A Resolução CVM 175/22, publicada pela Comissão de Valores Mobiliários (CVM) em 23 de dezembro, inaugura o novo marco regulatório dos fundos de investimentos e incorpora à regulamentação brasileira normas que estavam sendo debatidas com os agentes do setor desde 2020.
A efetiva implementação das novidades e dos avanços propostos pela resolução esbarra na necessidade de conferir segurança jurídica aos investidores, administradores e gestores de fundos de investimento, o que inclui a correta definição do tratamento tributário aplicável aos cotistas dos fundos.
Algumas das mudanças propostas pela resolução deverão ser acompanhadas de alterações no ordenamento jurídico-tributário, tanto do ponto de vista legal quanto infralegal, a partir da expedição de normas pela Receita Federal do Brasil (RFB), no exercício de sua competência regulamentar.
Alguns exemplos desses temas:
- Criação de patrimônios segregados por classes de cotas de categorias distintas: essa inovação traz à tona a discussão quanto à necessidade de atualizar a legislação tributária, que, atualmente, não prevê tratamento distinto para os cotistas conforme a sua classe de cotas, mas sim com base no tipo de fundo e na composição da sua carteira (em bases consolidadas).

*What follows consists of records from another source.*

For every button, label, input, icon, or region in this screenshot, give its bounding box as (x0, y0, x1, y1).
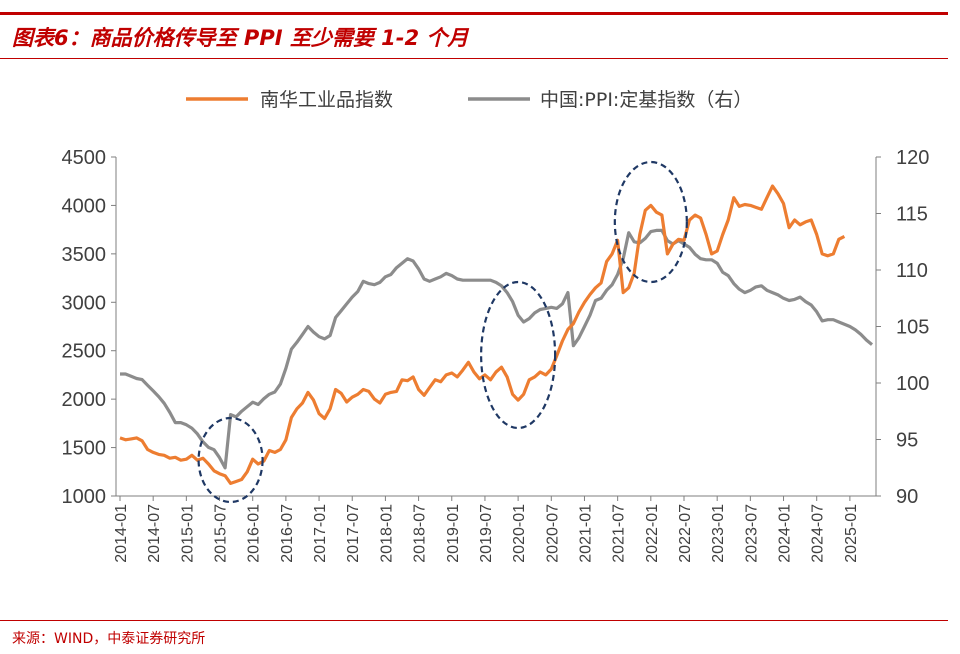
x-axis-tick-label: 2016-01 (246, 504, 263, 563)
x-axis-tick-label: 2018-01 (378, 504, 395, 563)
x-axis-tick-label: 2024-01 (777, 504, 794, 563)
chart-legend: 南华工业品指数 中国:PPI:定基指数（右） (186, 89, 752, 111)
right-axis-tick-label: 105 (896, 317, 929, 339)
left-axis-tick-label: 4000 (62, 195, 107, 217)
x-axis-tick-label: 2020-07 (544, 504, 561, 563)
right-axis-tick-label: 95 (896, 430, 918, 452)
left-axis-tick-label: 3500 (62, 244, 107, 266)
dashed-ellipse-annotation (613, 160, 688, 284)
x-axis-tick-label: 2023-07 (743, 504, 760, 563)
x-axis-tick-label: 2014-07 (146, 504, 163, 563)
x-axis-tick-label: 2021-07 (611, 504, 628, 563)
x-axis-tick-label: 2014-01 (113, 504, 130, 563)
bottom-rule (0, 620, 948, 621)
right-axis-tick-label: 90 (896, 486, 918, 508)
x-axis-tick-label: 2019-01 (445, 504, 462, 563)
right-axis-tick-label: 110 (896, 260, 928, 282)
right-axis-tick-label: 120 (896, 147, 929, 169)
left-axis-tick-label: 1500 (62, 438, 107, 460)
right-axis-tick-label: 115 (896, 204, 928, 226)
x-axis-tick-label: 2021-01 (577, 504, 594, 563)
dashed-ellipse-annotation (197, 416, 264, 504)
left-axis-tick-label: 2000 (62, 389, 107, 411)
legend-label: 中国:PPI:定基指数（右） (540, 89, 752, 111)
chart-annotations (197, 160, 688, 504)
x-axis-tick-label: 2017-01 (312, 504, 329, 563)
right-axis-tick-label: 100 (896, 373, 929, 395)
x-axis-tick-label: 2018-07 (412, 504, 429, 563)
x-axis-tick-label: 2022-07 (677, 504, 694, 563)
chart-lines (119, 184, 874, 485)
x-axis-tick-label: 2019-07 (478, 504, 495, 563)
legend-label: 南华工业品指数 (260, 89, 393, 111)
x-axis-tick-label: 2023-01 (710, 504, 727, 563)
x-axis-tick-label: 2025-01 (843, 504, 860, 563)
figure-title: 图表6：商品价格传导至 PPI 至少需要 1-2 个月 (12, 26, 469, 50)
ppi-series-line (120, 228, 874, 470)
source-note: 来源：WIND，中泰证券研究所 (12, 631, 206, 647)
left-axis-tick-label: 1000 (62, 486, 107, 508)
top-rule (0, 12, 948, 15)
line-chart: 南华工业品指数 中国:PPI:定基指数（右） 1000 1500 2000 2500 30… (62, 89, 930, 563)
left-axis-tick-label: 2500 (62, 341, 107, 363)
dashed-ellipse-annotation (480, 280, 557, 430)
x-axis-tick-label: 2017-07 (345, 504, 362, 563)
x-axis-tick-label: 2016-07 (279, 504, 296, 563)
x-axis-tick-label: 2015-01 (179, 504, 196, 563)
x-axis-tick-label: 2024-07 (810, 504, 827, 563)
x-axis-tick-label: 2015-07 (213, 504, 230, 563)
x-axis-tick-label: 2020-01 (511, 504, 528, 563)
left-axis-tick-label: 3000 (62, 292, 107, 314)
chart-axes: 1000 1500 2000 2500 3000 3500 4000 4500 90 95 100 1… (62, 147, 930, 563)
x-axis-tick-label: 2022-01 (644, 504, 661, 563)
title-rule (0, 58, 948, 59)
left-axis-tick-label: 4500 (62, 147, 107, 169)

Além disso, tendo em vista que o regime tributário geral atual é baseado no prazo médio da carteira do fundo e no período de manutenção do investimento, a possibilidade de um mesmo fundo ter diferentes classes de cotas pode afetar a definição do regime tributário aplicável ao cotista quando os investimentos ou desinvestimentos resultarem na alteração da composição da carteira do fundo.
Esse ponto foi identificado pelo legislador e resultou na apresentação de proposta de emenda à MP 1.137/22 na Câmara dos Deputados, segundo a qual a “tributação de fundos de investimento que constituírem classes de cotas (...) incidirá exclusivamente sobre cada classe de cota, de acordo com a sua respectiva composição e o regime tributário aplicável, nos termos da legislação tributária em vigor e da regulamentação da Secretaria da Receita Federal”.
Esperamos que o processo de tramitação da MP aperfeiçoe a redação desse dispositivo legal, inclusive para esclarecer que os fundos de investimento não são tributados, mas sim seus cotistas.
- Fundo de investimento em ações: do ponto de vista regulatório, os fundos de investimento em ações podem investir em ações “admitidas à negociação em mercado organizado”. Do ponto de vista tributário, a incidência do Imposto de Renda à alíquota de 15% exclusivamente no resgate das cotas aplica-se aos cotistas dos “fundos de investimento em ações”, definidos como “fundos de investimento cujas carteiras sejam constituídas, no mínimo, por 80% de ações negociadas no mercado à vista de bolsa de valores ou entidade assemelhada”.
Tal qualificação pressupõe que o portfólio do fundo seja composto por ações efetivamente negociadas, e não apenas admitidas à negociação, como autoriza a CVM. Ainda, a lista de ativos equiparados às ações editadas pela RFB no exercício da sua competência regulamentar não é idêntica à lista de equiparação editada pela CVM, o que também gera desalinhamento.
Uma mudança que promova algum alinhamento entre as regras regulatórias e tributárias de composição de carteira de fundo foi introduzida pela MP 1.137/22 no que diz respeito à carteira dos FIPs, mas tal iniciativa não contemplou outras hipóteses de desalinhamento, como serão exploradas a seguir.
- Período de desinvestimento ou liquidação e desenquadramento passivo: a exceção ao descumprimento dos requisitos de enquadramento dos fundos para fins regulatórios também é um tema não abordado pela legislação tributária. A compatibilidade total entre as regras da CVM e os dispositivos legais que condicionam a aplicação de tratamento tributário específico aos cotistas de fundos com base na composição de sua carteira pressupõe que os eventos acima mencionados também sejam considerados, de modo que as exceções ao descumprimento dos requisitos regulatórios também sejam refletidas em exceções ao desenquadramento para fins tributários.
A Resolução CVM 175/22 entrará em vigor em 3 de abril de 2023, com exceção de algumas regras específicas, que passarão a vigorar em data posterior. Dada a importância da definição do tratamento tributário do cotista dos fundos para a efetividade das mudanças promovidas pela resolução, espera-se que o tema seja objeto de iniciativas legislativas no futuro próximo.